La guerra e l’Europa, una politica ’sub specie aeterni’
Verso l'abisso Gorbaciov, l’uomo della "Casa Comune europea", ricevendo il Nobel per la pace: «Se la perestrojka fallisce, svanirà la prospettiva di entrare in un nuovo periodo di pace nella storia»
Davvero se vogliamo la pace dobbiamo preparare la guerra, come afferma Charles Michel, presidente attuale del Consiglio europeo, a conclusione del discorso con cui prepara il vertice che dovrà tradurre lo squillo di tromba in spesa di riarmo? Davvero è più unita, questa Ue, dopo le parole di Emmanuel Macron che non esclude l’invio di truppe europee in Ucraina e dopo il triangolo di Weimar, episodi entrambi che hanno finito di sfasciarne la ragione d’esistenza – la pace – nello stridore degli interessi nazionali e soprattutto elettorali differenti, con le elezioni europee alle porte?
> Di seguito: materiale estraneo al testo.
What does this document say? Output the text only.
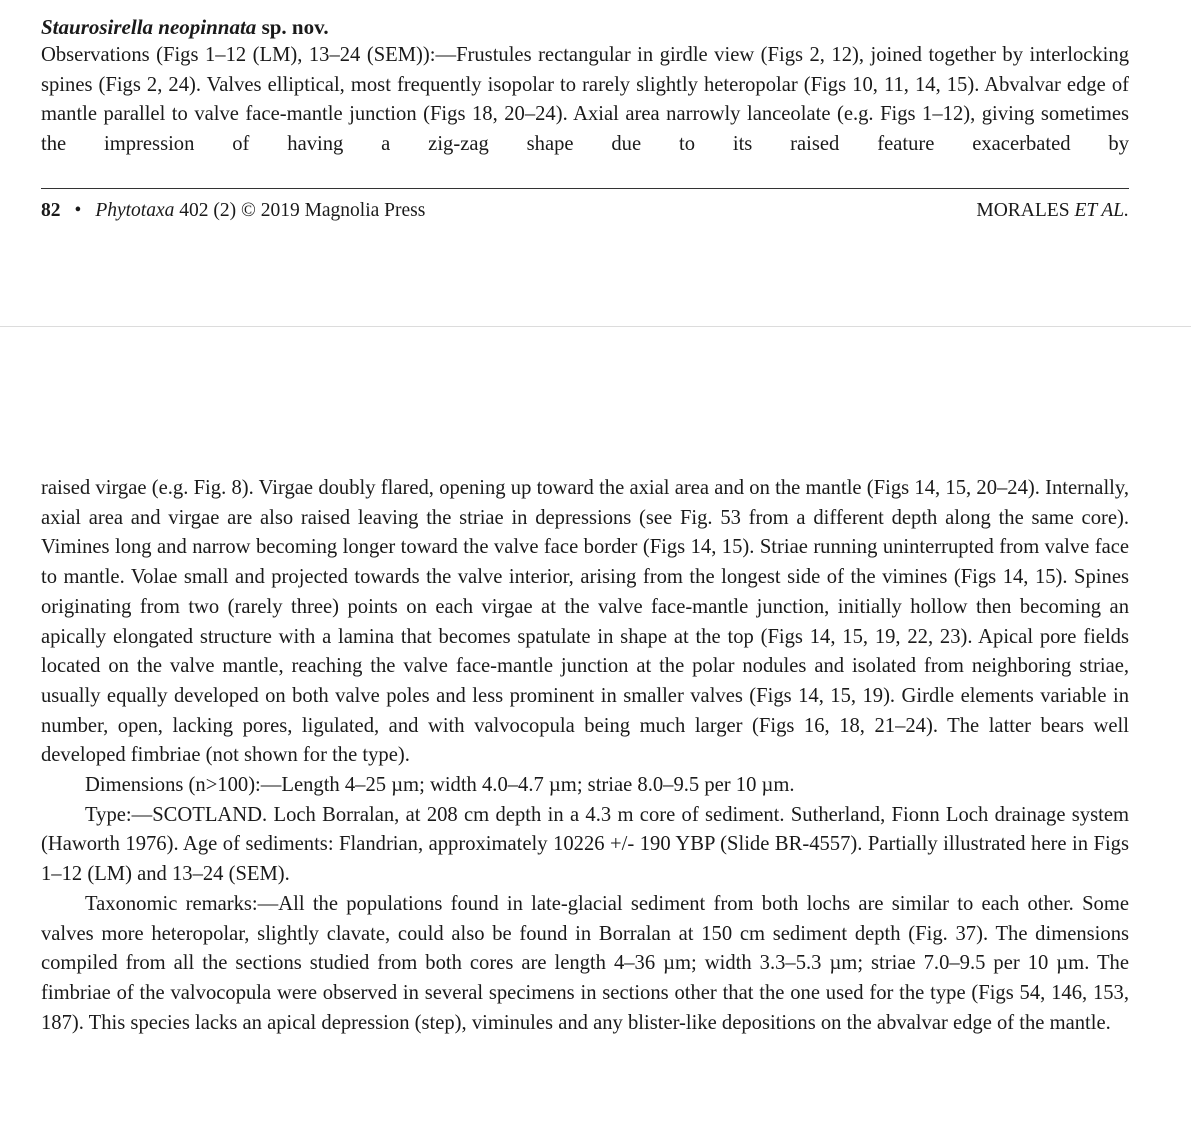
Staurosirella neopinnata sp. nov.

Observations (Figs 1–12 (LM), 13–24 (SEM)):—Frustules rectangular in girdle view (Figs 2, 12), joined together by interlocking spines (Figs 2, 24). Valves elliptical, most frequently isopolar to rarely slightly heteropolar (Figs 10, 11, 14, 15). Abvalvar edge of mantle parallel to valve face-mantle junction (Figs 18, 20–24). Axial area narrowly lanceolate (e.g. Figs 1–12), giving sometimes the impression of having a zig-zag shape due to its raised feature exacerbated by

82 • Phytotaxa 402 (2) © 2019 Magnolia Press	MORALES ET AL.

raised virgae (e.g. Fig. 8). Virgae doubly flared, opening up toward the axial area and on the mantle (Figs 14, 15, 20–24). Internally, axial area and virgae are also raised leaving the striae in depressions (see Fig. 53 from a different depth along the same core). Vimines long and narrow becoming longer toward the valve face border (Figs 14, 15). Striae running uninterrupted from valve face to mantle. Volae small and projected towards the valve interior, arising from the longest side of the vimines (Figs 14, 15). Spines originating from two (rarely three) points on each virgae at the valve face-mantle junction, initially hollow then becoming an apically elongated structure with a lamina that becomes spatulate in shape at the top (Figs 14, 15, 19, 22, 23). Apical pore fields located on the valve mantle, reaching the valve face-mantle junction at the polar nodules and isolated from neighboring striae, usually equally developed on both valve poles and less prominent in smaller valves (Figs 14, 15, 19). Girdle elements variable in number, open, lacking pores, ligulated, and with valvocopula being much larger (Figs 16, 18, 21–24). The latter bears well developed fimbriae (not shown for the type).

Dimensions (n>100):—Length 4–25 µm; width 4.0–4.7 µm; striae 8.0–9.5 per 10 µm.

Type:—SCOTLAND. Loch Borralan, at 208 cm depth in a 4.3 m core of sediment. Sutherland, Fionn Loch drainage system (Haworth 1976). Age of sediments: Flandrian, approximately 10226 +/- 190 YBP (Slide BR-4557). Partially illustrated here in Figs 1–12 (LM) and 13–24 (SEM).

Taxonomic remarks:—All the populations found in late-glacial sediment from both lochs are similar to each other. Some valves more heteropolar, slightly clavate, could also be found in Borralan at 150 cm sediment depth (Fig. 37). The dimensions compiled from all the sections studied from both cores are length 4–36 µm; width 3.3–5.3 µm; striae 7.0–9.5 per 10 µm. The fimbriae of the valvocopula were observed in several specimens in sections other that the one used for the type (Figs 54, 146, 153, 187). This species lacks an apical depression (step), viminules and any blister-like depositions on the abvalvar edge of the mantle.
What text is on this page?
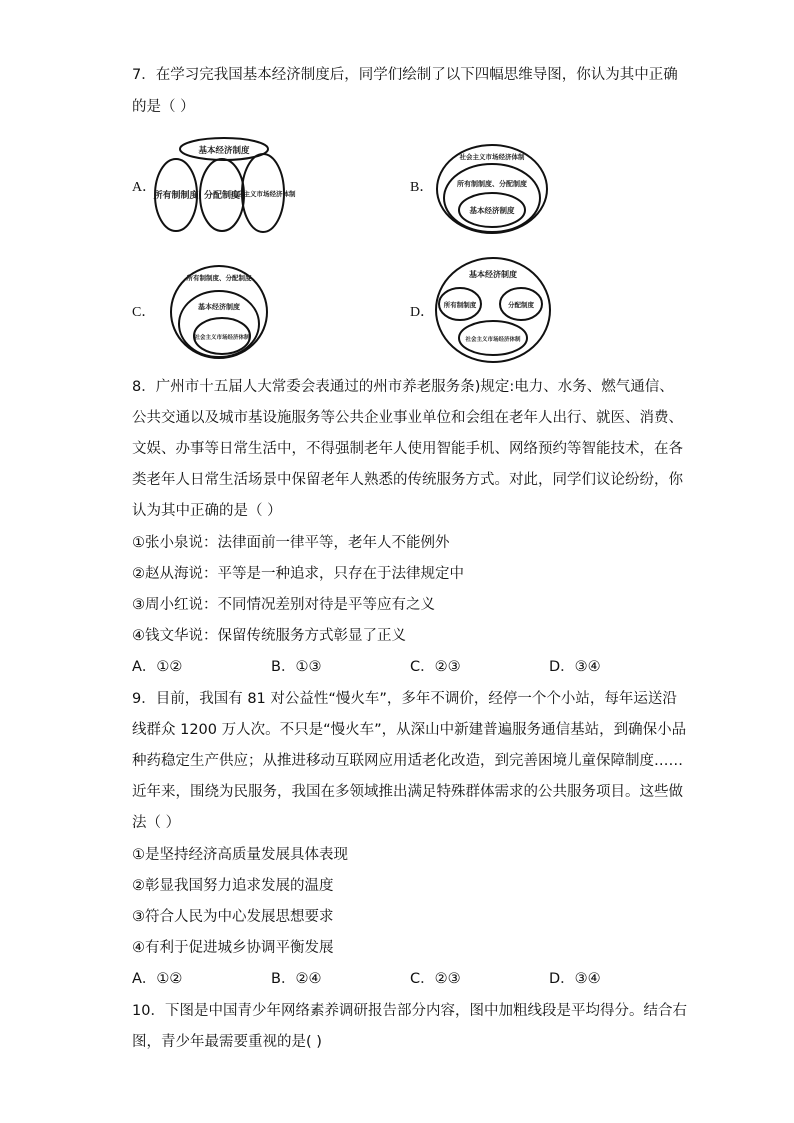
7．在学习完我国基本经济制度后，同学们绘制了以下四幅思维导图，你认为其中正确
的是（ ）
A．
基本经济制度
所有制制度 分配制度
社会主义市场经济体制	B．
社会主义市场经济体制
所有制制度、分配制度
基本经济制度
C．
所有制制度、分配制度
基本经济制度
社会主义市场经济体制
D．
基本经济制度
所有制制度	分配制度
社会主义市场经济体制
8．广州市十五届人大常委会表通过的州市养老服务条)规定:电力、水务、燃气通信、
公共交通以及城市基设施服务等公共企业事业单位和会组在老年人出行、就医、消费、
文娱、办事等日常生活中，不得强制老年人使用智能手机、网络预约等智能技术，在各
类老年人日常生活场景中保留老年人熟悉的传统服务方式。对此，同学们议论纷纷，你
认为其中正确的是（ ）
①张小泉说：法律面前一律平等，老年人不能例外
②赵从海说：平等是一种追求，只存在于法律规定中
③周小红说：不同情况差别对待是平等应有之义
④钱文华说：保留传统服务方式彰显了正义
A．①②	B．①③	C．②③	D．③④
9．目前，我国有 81 对公益性“慢火车”，多年不调价，经停一个个小站，每年运送沿
线群众 1200 万人次。不只是“慢火车”，从深山中新建普遍服务通信基站，到确保小品
种药稳定生产供应；从推进移动互联网应用适老化改造，到完善困境儿童保障制度……
近年来，围绕为民服务，我国在多领域推出满足特殊群体需求的公共服务项目。这些做
法（ ）
①是坚持经济高质量发展具体表现
②彰显我国努力追求发展的温度
③符合人民为中心发展思想要求
④有利于促进城乡协调平衡发展
A．①②	B．②④	C．②③	D．③④
10．下图是中国青少年网络素养调研报告部分内容，图中加粗线段是平均得分。结合右
图，青少年最需要重视的是( )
Molte volte mi sono chiesta che cosa ci renda ciechi alla storia presente, impedendoci di discernere i torti e le ragioni, ma anche solo la vera grandezza e la vera miseria, almeno con il grado di lucidità con cui li discerniamo nelle azioni e negli eventi del passato: lucidità relativa, comunque non comparabile alla nebbia intrisa di menzogne che circonda le azioni mentre si svolgono, i fatti mentre accadono.
Perché da sempre le civiltà implodono e le guerre accadono prima che la coscienza media, comune, ne percepisca i segni: e tanto meno li percepiamo, quante più parole evocatrici di scenari catastrofici circolano sugli organi della coscienza quotidiana, i media appunto.
Dove, è vero, vige un’equiparazione fra le trombe dell’apocalisse, i risultati dei mondiali di calcio e la pubblicità delle vacanze, secondo le imperscrutabili ma democratiche leggi del giornalismo (o del nichilismo?).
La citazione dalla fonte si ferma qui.